If a patient questions our diagnosis or questions our fees our emotional reflexes are activated. If they abide by our rules our reflexes are favorable towards them. The same goes with our peers. If they see eye to eye with us, our reflexes are favorably matched. If they think differently we react unfavorably. Even through non-responding we communicate the unfavorable reaction.
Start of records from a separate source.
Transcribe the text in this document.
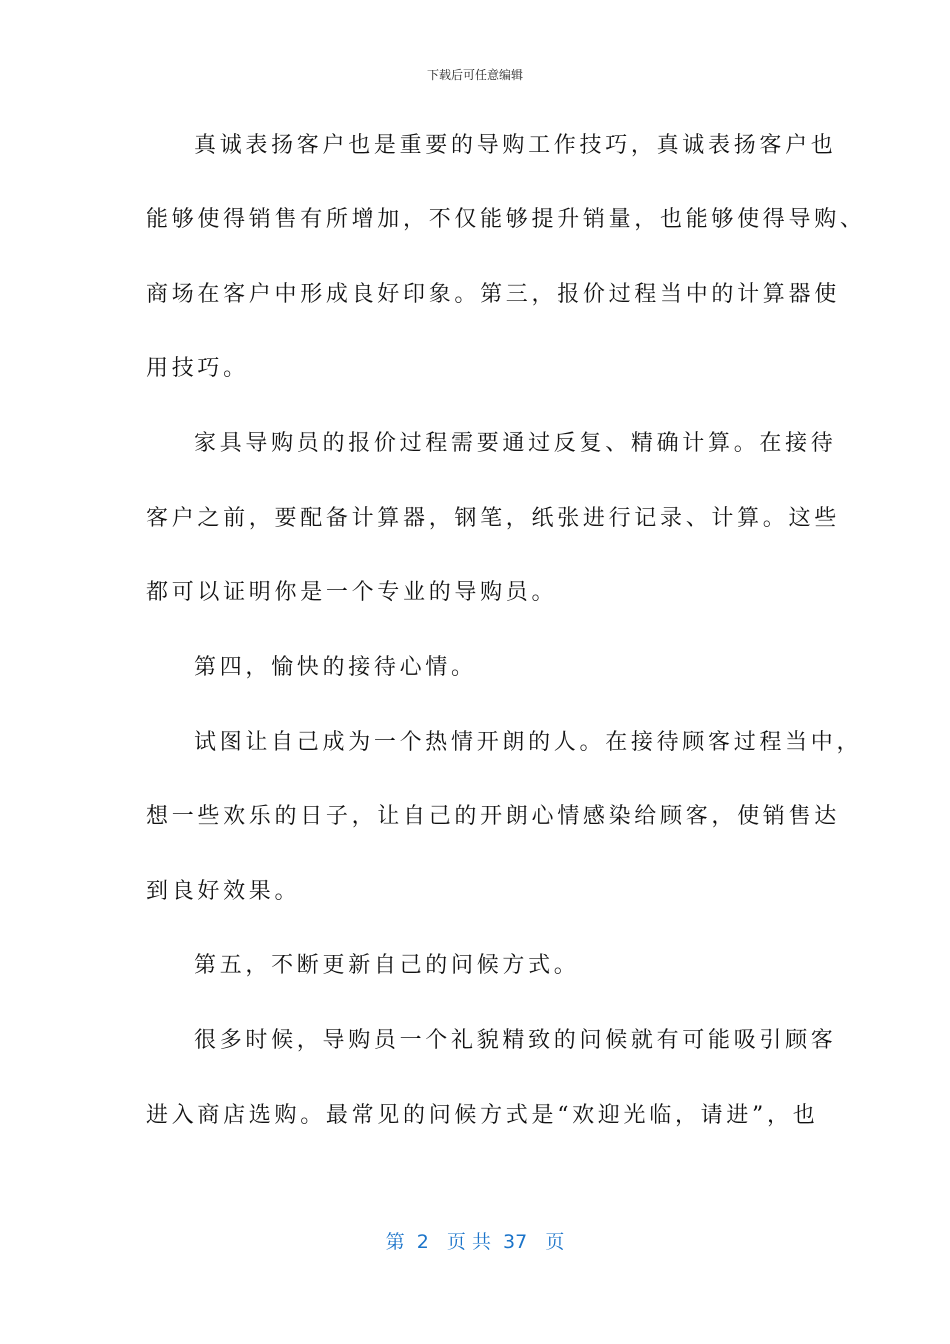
下载后可任意编辑
真诚表扬客户也是重要的导购工作技巧，真诚表扬客户也
能够使得销售有所增加，不仅能够提升销量，也能够使得导购、
商场在客户中形成良好印象。第三，报价过程当中的计算器使
用技巧。
家具导购员的报价过程需要通过反复、精确计算。在接待
客户之前，要配备计算器，钢笔，纸张进行记录、计算。这些
都可以证明你是一个专业的导购员。
第四，愉快的接待心情。
试图让自己成为一个热情开朗的人。在接待顾客过程当中，
想一些欢乐的日子，让自己的开朗心情感染给顾客，使销售达
到良好效果。
第五，不断更新自己的问候方式。
很多时候，导购员一个礼貌精致的问候就有可能吸引顾客
进入商店选购。最常见的问候方式是“欢迎光临，请进”，也
第  2   页 共  37   页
By telling them “ forget about it” we show our disapproval of their opinion.  All this is emotional reaction, not emotional intelligence. What really simmers in such emotional reaction is hate, in its primitive form. Love never exists in emotional reactions. Any favorable expression of emotion is just the intellectual ego giving a nod to the other person for thinking the same way as themselves. 

Love exists in its own separate compartment outside of the rational brain! It is a much older, deeper part of our existence than the intellect we focus upon. We neglect it in our bid for survival. By accident or by circumstance, if we are lucky to discover this compartment we can realize how superficial the rational brain is. The emotional intelligence does not want us to not survive. It wants us all to survive, not just one individual. It wants to protect all, even those with shortcomings. Not that it is blind to the shortcomings. On the contrary it is aware of shortcomings of ourselves along with those of others on who we are so ready to pass judgments. It wants to help us overcome the shortcomings, not throw anyone under the bus. Not us and not others. But our intellectual brain doesn’t have the capacity to care for everyone. It can care for a few at the expense of others. It truly has limited capacity. That’s not true of the emotional intelligence system. Its capacity is without limits. 

But it has to be tapped. That takes a lot of introspection. And who has the time for introspection in a world that is moving so fast where you can’t remember what you had for breakfast when you are having your lunch? 

Our college education forced us to develop our intellect. If survival as we see it is our only goal, that much intelligence will be enough. More than enough really. 
But if we seek to have a purpose beyond survival, we need to discover that fraternal twin within us whose growth got stunted while we were tending to the other half.  Only that twin can understand real love, compassion and forgiveness. That one knows that the girl we so want to punish harder, is one of us. We can raise her to be different from how she is now.  It is matter of patience, guidance and love. Just unconditional love that only seeks to see her do well.